Volcano Formation

Description of volcano formation, and the results of different types of eruptions. As well the mythology behind their origin.

Volcanos are defined as a "geological landform, consisting of fissure in the earth's crust, above which a cone of volcanic material has accumulated". Near Sicily is an island named "Vulcano" from which the term "volcano" is derived. Volcanos are a good example of nature and her unpredictable powers, and man's inferiority to her.

The earth is made up of plates which are in a constant state of motion. Usually volcanos develop on the boundaries of these plates. The plates have two types of movement, convergent and divergent. Convergent movement is when the plates come together and divergent movement is when they separate. A hot spot refers to an area on a plate that has been heated internally, from the mantle. A volcano can form in any one of these situations. It is not even uncommon for the majority of our volcanos to begin on the ocean floor.

The column of a volcano is brought about by the build-up of materials (fragments, dust, lava) that is expelled from the center of the earth. Basically the earth is made up of various layers. The molten iron core and surface crust have sandwiched between them a layer referred to as the mantle. The mantle is a solid formation of rock. Extreme amounts of heat and pressure cause this mantle rock to melt. This melted rock is known as magma. As the amount of magma increases, it a ascends to the surface. Magma that reaches ground level is then known as lava.



Repetitive eruptions of lava and solid matter results in the formation of the walls (cone) of the volcano. Hence the cone may be a result of millions of years of volcanic activity. The type of formation that develops depends on the type of eruption. The different types are caldera, cinder cones, shield volcanos, composite volcanos and strato-volcanos.

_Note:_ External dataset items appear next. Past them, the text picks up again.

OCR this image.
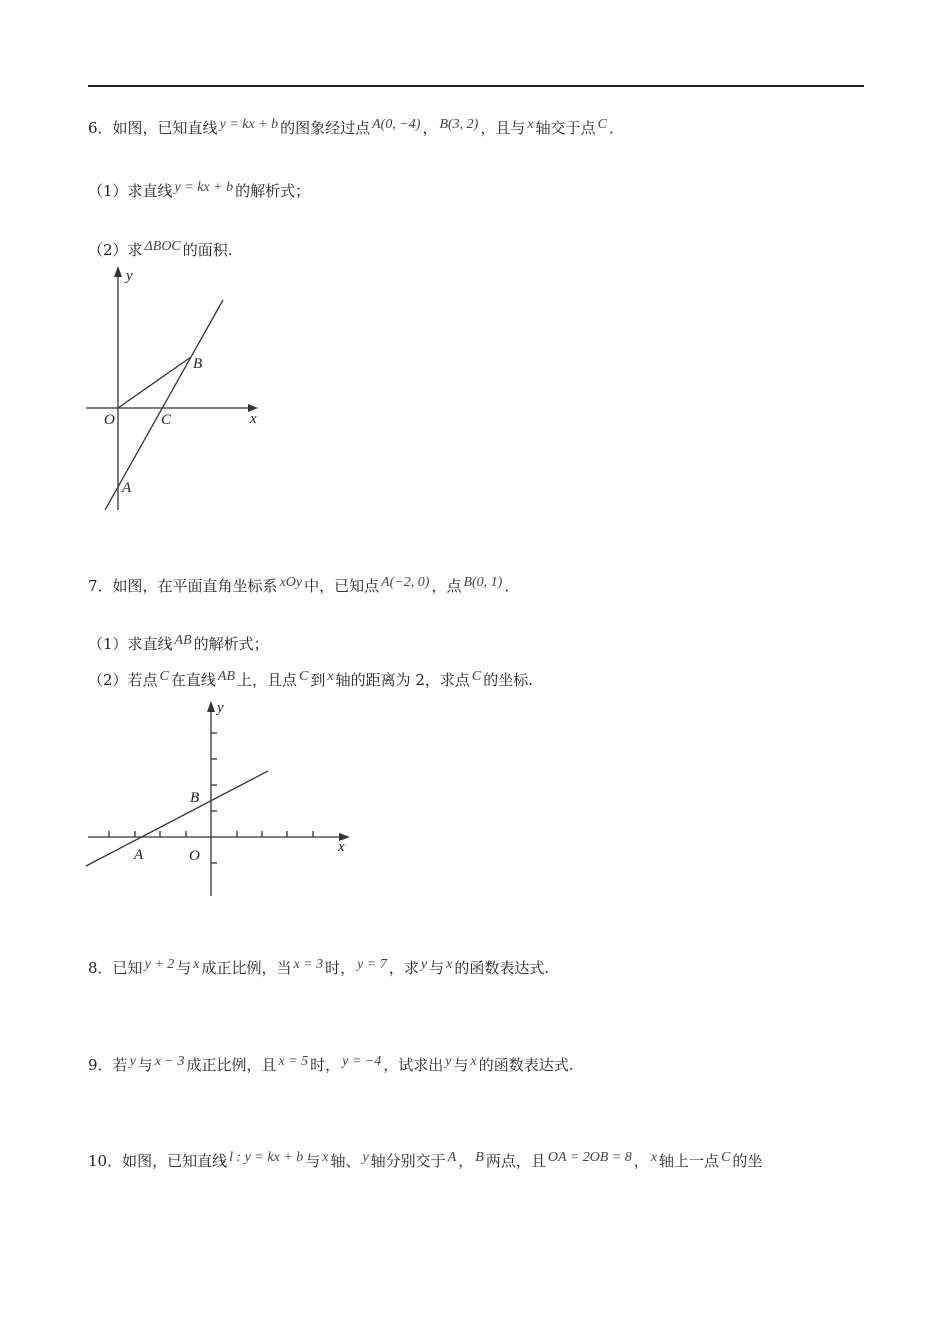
6．如图，已知直线 y = kx + b 的图象经过点 A(0, −4) ， B(3, 2) ，且与 x 轴交于点 C ．
（1）求直线 y = kx + b 的解析式；
（2）求 ΔBOC 的面积.
y
x
O	C
B
A
7．如图，在平面直角坐标系 xOy 中，已知点 A(−2, 0) ，点 B(0, 1) ．
（1）求直线 AB 的解析式；
（2）若点 C 在直线 AB 上，且点 C 到 x 轴的距离为 2，求点 C 的坐标.
y
x
O
B
A
8．已知 y + 2 与 x 成正比例，当 x = 3 时， y = 7 ，求 y 与 x 的函数表达式.
9．若 y 与 x − 3 成正比例，且 x = 5 时， y = −4 ，试求出 y 与 x 的函数表达式.
10．如图，已知直线 l : y = kx + b 与 x 轴、 y 轴分别交于 A ， B 两点，且 OA = 2OB = 8 ， x 轴上一点 C 的坐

A caldera is the most volatile type. It spews out massive amounts of lava when it erupts and results in a noticeable depression in the ground. In the cinder cone type, large amounts of particles are ejected into the air and result in a steep and loosely constructed structure.

A shield volcano happens at divergent margins. When the plates separate, the melted rock will push its way to the surface. If the eruption occurs on the ocean floor, then a rift zone is formed (these are long stretches that fill with lava). Although on land, the gentle flow of lava forms a dome type mountain. This type of formation is usually spread out over an extensive area. The Hawaiian Islands are a good example of this type of formation. What actually happens is that plates slide over hot spots which are heated from the mantle. This causes the magma to rise and fall repeatedly, eventually creating a chain of volcanic islands.

Strata-volcanos occur when two plates come together and one slides under the other. The bottom plate ends up having parts melted from the heat of the mantle. This results in an increased amount a magma which forces its way to the surface.

It has taken millions of years to form the structures we see today. Numerous bouts of volcanic activity are responsible for the sloping and peaked formations of our earth's surface. It has been estimated that over three quarters of our earth's surface was formed in this way.